Ygal Laloum vit en Samarie. Ce père de 7 enfants qui a commencé à organiser le Seder de Pessah à Hadarim à l’âge de 18 ans, arbore une kippa tricotée et travaille actuellement à son doctorat. Il est entouré par des détenus de différents âges, certains bien plus vieux que lui. « Je sens que si je ne me bats pas pour cette nuit de Seder, les 300 « fils » de cette prison ne recevront rien »

« On sent la fête approcher. Pessah est l’une de mes fêtes préférées car je vois comment les enfants d’Israël sont passés de l’esclavage à la liberté. C’est comme cela que je voudrais me voir », confie l’un des prisonniers qui ajoute avoir appris ici que la notion de liberté est intérieure. « Peu importe les barreaux. Parfois je me sentais en prison avec ma femme et mes enfants. Ici, j’ai appris que la liberté, c’est dans le cœur et dans la tête ».

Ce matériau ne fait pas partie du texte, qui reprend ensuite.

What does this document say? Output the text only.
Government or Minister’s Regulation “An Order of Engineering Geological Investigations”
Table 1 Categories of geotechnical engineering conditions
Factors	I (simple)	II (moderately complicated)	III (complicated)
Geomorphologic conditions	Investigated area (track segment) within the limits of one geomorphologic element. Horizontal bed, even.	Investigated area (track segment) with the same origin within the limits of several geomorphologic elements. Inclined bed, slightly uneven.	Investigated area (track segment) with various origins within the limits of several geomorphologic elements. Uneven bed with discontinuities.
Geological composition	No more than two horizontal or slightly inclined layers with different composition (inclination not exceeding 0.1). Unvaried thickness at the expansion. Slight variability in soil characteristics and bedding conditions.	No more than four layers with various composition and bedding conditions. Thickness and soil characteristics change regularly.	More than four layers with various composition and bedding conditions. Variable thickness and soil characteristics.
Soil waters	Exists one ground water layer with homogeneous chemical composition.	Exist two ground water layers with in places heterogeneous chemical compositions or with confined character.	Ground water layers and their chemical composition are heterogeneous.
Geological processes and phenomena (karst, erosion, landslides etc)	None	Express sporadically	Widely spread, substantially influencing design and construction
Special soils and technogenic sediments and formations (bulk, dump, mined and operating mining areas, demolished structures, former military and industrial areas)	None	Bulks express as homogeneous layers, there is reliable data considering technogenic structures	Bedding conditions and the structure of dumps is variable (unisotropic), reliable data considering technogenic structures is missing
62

Moshe Ohayon, commandant du centre de détention, a souligné l'importance de « Hadarim » comme lieu de réadaptation et pas seulement punitive. « Au-delà de la symbolique et des rituels, il y a des dérivés, liés à la signification de termes comme liberté, annulation du Hamets (levain), esclavage etc. Nous les traduisons en concepts adaptés au monde des prisonniers. Les connaissances pratiques de ces concepts sont les valeurs que nous ajoutons, comme étape supplémentaire vers leur réhabilitation ».